Animal feed as well as chicken meat will also be tested for melamine in an urgent move prompted by deepening fears of widespread contamination in foods sold in the city.

On Saturday, the Centre for Food Safety found excessive melamine levels in a pack of half a dozen Select Fresh Brown Eggs (extra large) sold by the ParknShop supermarket chain. The eggs were from the supplier Hanwei Group in Dalian in the northeastern mainland province of Liaoning .

Another leading supermarket chain, Wellcome, said it had not sold eggs imported from Dalian.

Secretary for Food and Health York Chow Yat-ngok said: 'We have contacted the mainland's food safety agency and hope they can do more to reduce the risk at the source.'

Dr Chow said the melamine might have come from feed.

'Since some animal feed used on the mainland might have been polluted by melamine, our tests will target more on meat imported from the mainland,' he said. 'As we have found melamine in eggs, we shall also test chicken meat and we shall also look at offal, for example, chicken kidneys and pig kidneys.'

The Centre for Food Safety had said it would test samples of all eggs imported from the mainland this week. The Agriculture, Fisheries and Conservation Department has been testing animal feed used on local farms and found no problems.

New Territories Chicken Breeders Association secretary Wong Yee-chuen said most local farmers did not use feed imported from China. 'Overseas feeds are more expensive, but it is quality that counts.'

Young Kam-yim, of the Hong Kong Egg Merchants Association, dismissed fears of wider contamination of eggs sold in the city, saying only some 10 per cent to 20 per cent of its eggs were imported from the mainland's northeastern provinces.

About 60 per cent of the eggs consumed in the city are imported from the mainland.

Legislator Wong Yung-kan, of the Democratic Alliance for Betterment and Progress of Hong Kong, suggested that all non-perishable foods imported from the mainland should be tested before they were allowed in markets.

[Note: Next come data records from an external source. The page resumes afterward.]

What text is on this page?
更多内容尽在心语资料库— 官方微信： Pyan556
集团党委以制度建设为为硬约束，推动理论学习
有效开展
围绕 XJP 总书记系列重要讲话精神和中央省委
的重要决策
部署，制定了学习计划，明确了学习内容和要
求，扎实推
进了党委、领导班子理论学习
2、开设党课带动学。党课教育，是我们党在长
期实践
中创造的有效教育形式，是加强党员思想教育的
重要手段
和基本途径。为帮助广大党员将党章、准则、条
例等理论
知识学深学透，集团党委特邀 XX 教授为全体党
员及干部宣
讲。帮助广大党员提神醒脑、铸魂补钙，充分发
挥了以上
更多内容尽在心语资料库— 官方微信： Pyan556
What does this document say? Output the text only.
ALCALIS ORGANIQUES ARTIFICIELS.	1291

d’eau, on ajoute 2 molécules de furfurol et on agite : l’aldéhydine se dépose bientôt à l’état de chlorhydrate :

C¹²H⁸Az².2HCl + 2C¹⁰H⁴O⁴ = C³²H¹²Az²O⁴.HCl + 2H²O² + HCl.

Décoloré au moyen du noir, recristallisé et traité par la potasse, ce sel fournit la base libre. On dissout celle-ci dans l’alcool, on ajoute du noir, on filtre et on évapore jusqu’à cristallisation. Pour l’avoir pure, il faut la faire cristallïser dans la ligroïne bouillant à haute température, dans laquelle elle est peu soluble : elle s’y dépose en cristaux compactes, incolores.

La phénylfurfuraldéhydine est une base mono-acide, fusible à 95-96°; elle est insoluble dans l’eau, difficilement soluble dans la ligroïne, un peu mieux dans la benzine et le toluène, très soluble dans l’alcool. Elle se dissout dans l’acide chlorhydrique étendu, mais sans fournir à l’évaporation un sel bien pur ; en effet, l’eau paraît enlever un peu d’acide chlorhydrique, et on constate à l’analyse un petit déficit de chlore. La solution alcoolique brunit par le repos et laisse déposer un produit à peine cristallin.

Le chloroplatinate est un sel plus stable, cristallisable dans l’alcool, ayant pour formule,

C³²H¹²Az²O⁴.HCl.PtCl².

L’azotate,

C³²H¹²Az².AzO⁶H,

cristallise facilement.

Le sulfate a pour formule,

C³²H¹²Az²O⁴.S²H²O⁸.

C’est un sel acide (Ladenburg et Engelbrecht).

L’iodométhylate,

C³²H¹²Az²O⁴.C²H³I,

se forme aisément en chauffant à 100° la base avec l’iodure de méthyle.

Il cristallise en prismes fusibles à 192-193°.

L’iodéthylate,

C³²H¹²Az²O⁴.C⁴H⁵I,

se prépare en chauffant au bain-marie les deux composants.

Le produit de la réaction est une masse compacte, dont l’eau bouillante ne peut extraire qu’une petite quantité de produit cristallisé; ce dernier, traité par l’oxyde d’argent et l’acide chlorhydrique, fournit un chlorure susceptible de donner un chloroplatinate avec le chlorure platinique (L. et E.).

'If the government only finds problems in foods after they have been eaten, it is too late,' he said.

A Hanwei Group spokesman said it was unaware of the news that its eggs were found to contain melamine, ATV News reported. The group is one of the biggest egg product firms in Asia. It also exports eggs to Japan, Russia and Europe.

A chicken farm under the group was at the centre of a bird flu scare two years ago when 30,000 chickens suddenly died.

China is caught in a food safety scandal over dairy products tainted with melamine, which has killed at least four babies on the mainland. Ten children in Hong Kong have also developed kidney stones after drinking the contaminated milk products.